The integration of contaminant fate modelling (including hydrologic variability) with measured biological outcomes has rarely been done, especially in the context of evaluating multiple stressors and natural variability at the watershed scale. This is partly due to the need to have site specific information as well as the need for an intra-disciplinary approach (e.g. environmental chemistry, biology, engineering, etc.). The proposed project will contribute to this rapidly emerging area of research related to predicting exposure and effects of contaminants in watersheds and supporting the development of approaches for improved environmental assessments and remediation. The project will use a well-developed case study to build on past and current efforts to measure and model contaminants and their impacts in the Grand River watershed (a major focus of GWF), to validate models and then extend them towards other watersheds and conditions nationally. With major wastewater infrastructure investments being made in this watershed to improve water quality it is an ideal opportunity to explore how ecosystems change in response to remedial actions. This prior work has generated a unique data set spanning over more than a decade that has included sampling of effluent, waters (e.g. chemistry) and biological responses in a sentinel fish species (e.g. effects) across the watershed. It has characterized site specific and cumulative exposure and effects in fish across several levels of biological organization (genes to populations) and included numerous reference sites.

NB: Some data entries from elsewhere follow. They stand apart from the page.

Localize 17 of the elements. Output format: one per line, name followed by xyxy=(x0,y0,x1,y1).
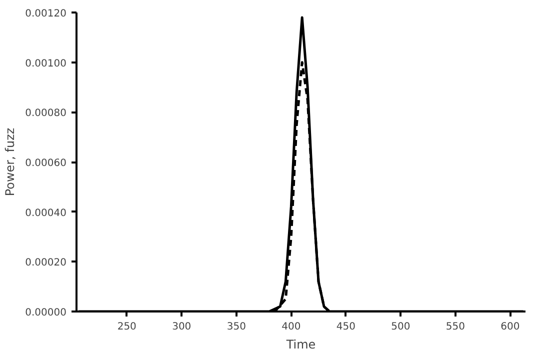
x-tick-label: 300 xyxy=(172,322,192,332)
y-tick-label: 0.00020 xyxy=(25,258,67,269)
x-tick-label: 500 xyxy=(391,322,410,332)
y-tick-label: 0.00120 xyxy=(25,8,67,20)
y-axis-title: Power, fuzz xyxy=(3,128,18,196)
y-tick-label: 0.00000 xyxy=(25,308,67,318)
x-axis-title: Time xyxy=(285,338,316,352)
y-tick-label: 0.00100 xyxy=(25,58,67,70)
x-tick-label: 250 xyxy=(117,322,136,332)
y-tick-label: 0.00040 xyxy=(25,208,67,219)
x-tick-label: 450 xyxy=(336,322,356,332)
y-tick-label: 0.00080 xyxy=(25,108,67,120)
x-tick-label: 400 xyxy=(282,322,301,332)
x-tick-label: 600 xyxy=(500,322,520,332)
x-tick-label: 350 xyxy=(226,322,246,332)
x-tick-label: 550 xyxy=(446,322,465,332)
y-tick-label: 0.00060 xyxy=(25,158,67,169)
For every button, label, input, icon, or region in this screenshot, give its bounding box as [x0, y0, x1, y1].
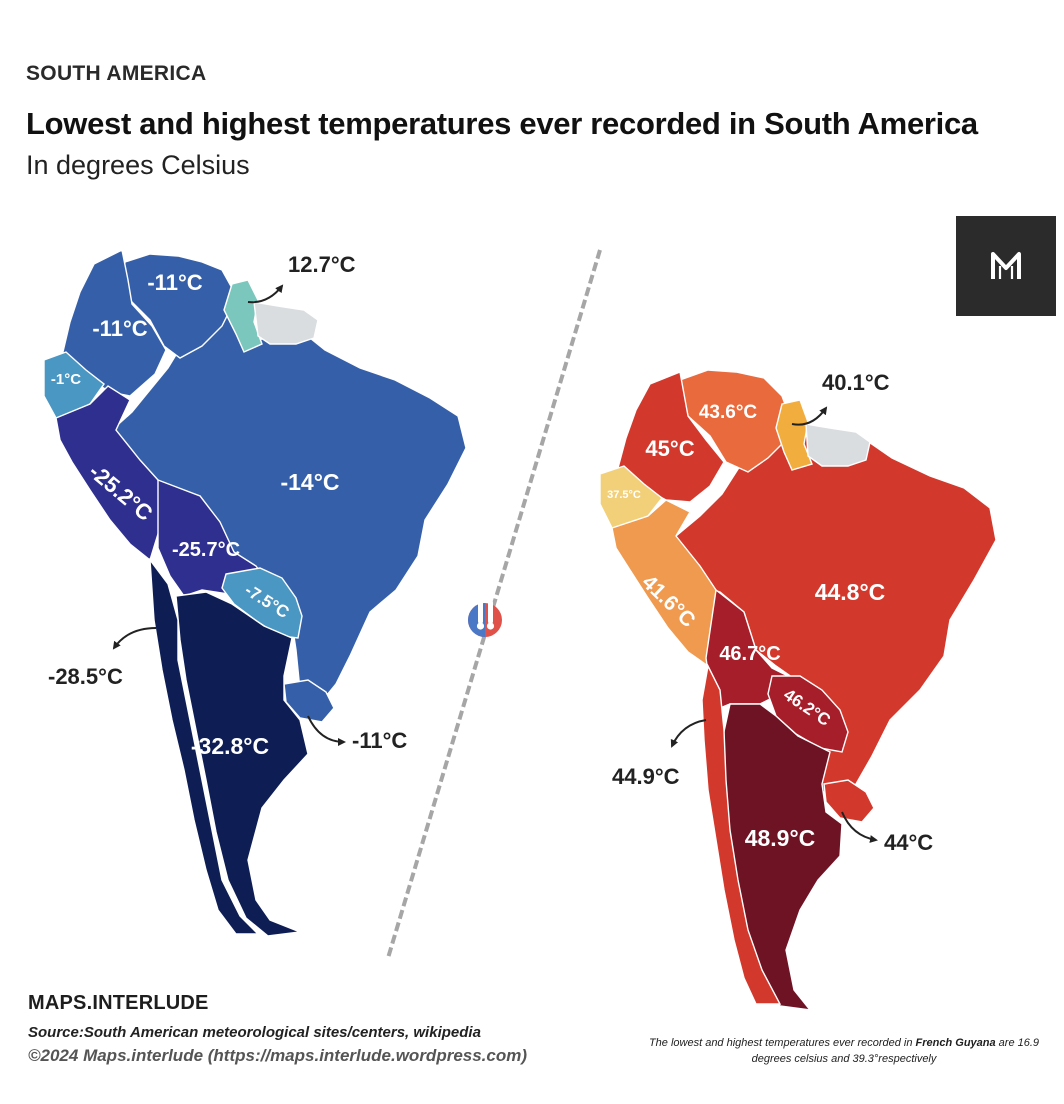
arrow-uruguay-high: [841, 811, 878, 843]
region-guyana-high: [775, 399, 813, 471]
maps-interlude-logo: [956, 216, 1056, 316]
arrow-chile-low: [112, 627, 157, 650]
label-ecuador-low: -1°C: [51, 371, 81, 388]
region-argentina-low: [175, 591, 309, 937]
arrow-uruguay-low: [307, 715, 346, 746]
label-uruguay-high: 44°C: [884, 830, 933, 855]
label-chile-high: 44.9°C: [612, 764, 680, 789]
label-colombia-low: -11°C: [92, 316, 147, 341]
arrow-guyana-high: [791, 406, 828, 426]
label-ecuador-high: 37.5°C: [607, 489, 641, 501]
region-colombia-high: [617, 371, 725, 503]
region-suriname-fguiana-high: [805, 423, 871, 467]
footnote-prefix: The lowest and highest temperatures ever…: [648, 1037, 916, 1049]
region-chile-high: [701, 663, 782, 1005]
label-guyana-high: 40.1°C: [822, 370, 890, 395]
label-brazil-low: -14°C: [280, 469, 339, 495]
label-brazil-high: 44.8°C: [815, 579, 886, 605]
label-guyana-low: 12.7°C: [288, 252, 356, 277]
label-bolivia-low: -25.7°C: [172, 539, 240, 561]
region-paraguay-low: [221, 567, 303, 639]
brand-name: MAPS.INTERLUDE: [28, 992, 209, 1014]
label-chile-low: -28.5°C: [48, 664, 123, 689]
region-suriname-fguiana-low: [253, 301, 319, 345]
label-colombia-high: 45°C: [645, 436, 694, 461]
page-subtitle: In degrees Celsius: [26, 150, 250, 180]
m-logo-icon: [991, 252, 1021, 279]
label-argentina-low: -32.8°C: [191, 733, 269, 759]
highest-temperature-map: 43.6°C 45°C 37.5°C 41.6°C 44.8°C 46.7°C …: [599, 369, 997, 1011]
region-chile-low: [149, 557, 260, 935]
arrow-guyana-low: [247, 284, 284, 304]
eyebrow-label: SOUTH AMERICA: [26, 62, 207, 85]
region-argentina-high: [719, 703, 843, 1011]
label-uruguay-low: -11°C: [352, 728, 407, 753]
divider-line: [386, 249, 602, 959]
footnote-bold: French Guyana: [915, 1037, 996, 1049]
region-guyana-low: [223, 279, 263, 353]
copyright-notice: ©2024 Maps.interlude (https://maps.inter…: [28, 1046, 528, 1065]
region-uruguay-high: [823, 779, 875, 823]
region-paraguay-high: [767, 675, 849, 753]
thermometer-snow-sun-icon: [468, 600, 502, 637]
lowest-temperature-map: -11°C -11°C -1°C -25.2°C -14°C -25.7°C -…: [43, 248, 467, 937]
arrow-chile-high: [670, 719, 707, 748]
region-colombia-low: [61, 248, 167, 397]
label-venezuela-high: 43.6°C: [699, 402, 758, 423]
page-title: Lowest and highest temperatures ever rec…: [26, 106, 978, 141]
label-bolivia-high: 46.7°C: [719, 643, 780, 665]
french-guyana-footnote: The lowest and highest temperatures ever…: [648, 1036, 1040, 1068]
source-credit: Source:South American meteorological sit…: [28, 1024, 481, 1041]
footnote-suffix: are 16.9 degrees celsius and 39.3°respec…: [751, 1037, 1040, 1065]
label-venezuela-low: -11°C: [147, 270, 202, 295]
region-venezuela-low: [121, 253, 233, 359]
label-argentina-high: 48.9°C: [745, 825, 816, 851]
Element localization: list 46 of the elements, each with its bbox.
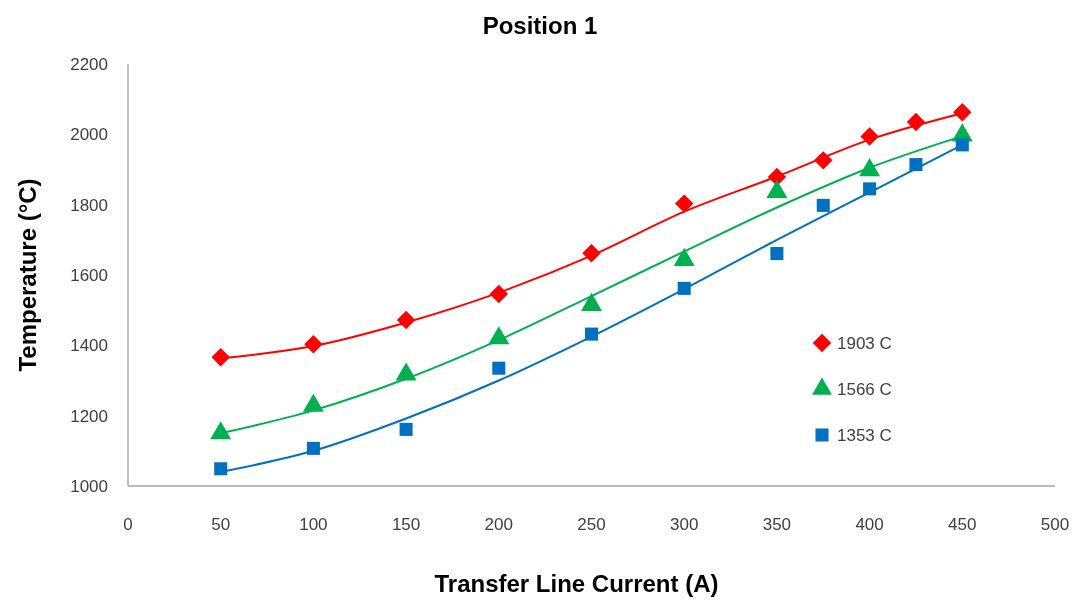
y-axis-title: Temperature (°C) (14, 178, 41, 372)
chart-title: Position 1 (482, 12, 598, 39)
y-tick-label: 1000 (70, 476, 108, 496)
point (677, 281, 691, 295)
point (492, 361, 506, 375)
x-tick-label: 100 (299, 515, 328, 534)
x-tick-label: 50 (211, 515, 231, 534)
point (860, 127, 879, 146)
legend-label: 1353 C (837, 425, 892, 445)
point (816, 198, 830, 212)
point (582, 243, 601, 263)
point (770, 247, 784, 261)
x-tick-label: 200 (484, 515, 513, 534)
point (304, 335, 323, 354)
point (674, 194, 694, 213)
point (767, 167, 787, 187)
point (863, 182, 877, 196)
x-axis-title: Transfer Line Current (A) (434, 570, 719, 597)
x-tick-label: 150 (391, 515, 421, 534)
x-tick-label: 400 (855, 515, 884, 534)
legend-label: 1566 C (837, 379, 892, 399)
y-tick-label: 2000 (70, 125, 108, 145)
x-tick-label: 500 (1040, 515, 1070, 534)
x-tick-label: 450 (948, 515, 977, 534)
y-tick-label: 1400 (70, 336, 108, 356)
x-tick-label: 250 (577, 515, 606, 534)
y-tick-label: 1200 (70, 406, 108, 426)
point (306, 441, 320, 455)
point (584, 327, 599, 341)
point (814, 151, 833, 170)
point (489, 284, 509, 304)
point (396, 310, 416, 330)
point (909, 158, 923, 172)
y-tick-label: 2200 (70, 54, 108, 74)
x-tick-label: 0 (123, 515, 133, 534)
point (214, 462, 228, 476)
legend-label: 1903 C (837, 333, 892, 353)
y-tick-label: 1800 (70, 195, 108, 215)
y-tick-label: 1600 (70, 265, 108, 285)
point (953, 102, 972, 122)
x-tick-label: 300 (670, 515, 699, 534)
point (399, 422, 413, 436)
x-tick-label: 350 (762, 515, 792, 534)
point (211, 348, 230, 367)
point (906, 112, 926, 132)
point (955, 138, 969, 152)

An exposure and effects model will be built and tested using this unique data set as the basis to predict spatial and temporal changes. This will contribute to building adverse outcome pathways for contaminants and complex mixtures that are currently not well developed. The current predictive exposure and effects models are currently not well linked or validated with actual field based observations. The proposed project will focus initially on well-documented endpoints (e.g. estrogenicity) but will also extend to new chemicals and biological endpoints (e.g. metabolism, epigenetics) that may become important tools for assessing change in the near future. The long term goal is to provide a robust multi-stressor modelling platform that could be transferable to other watersheds across Canada.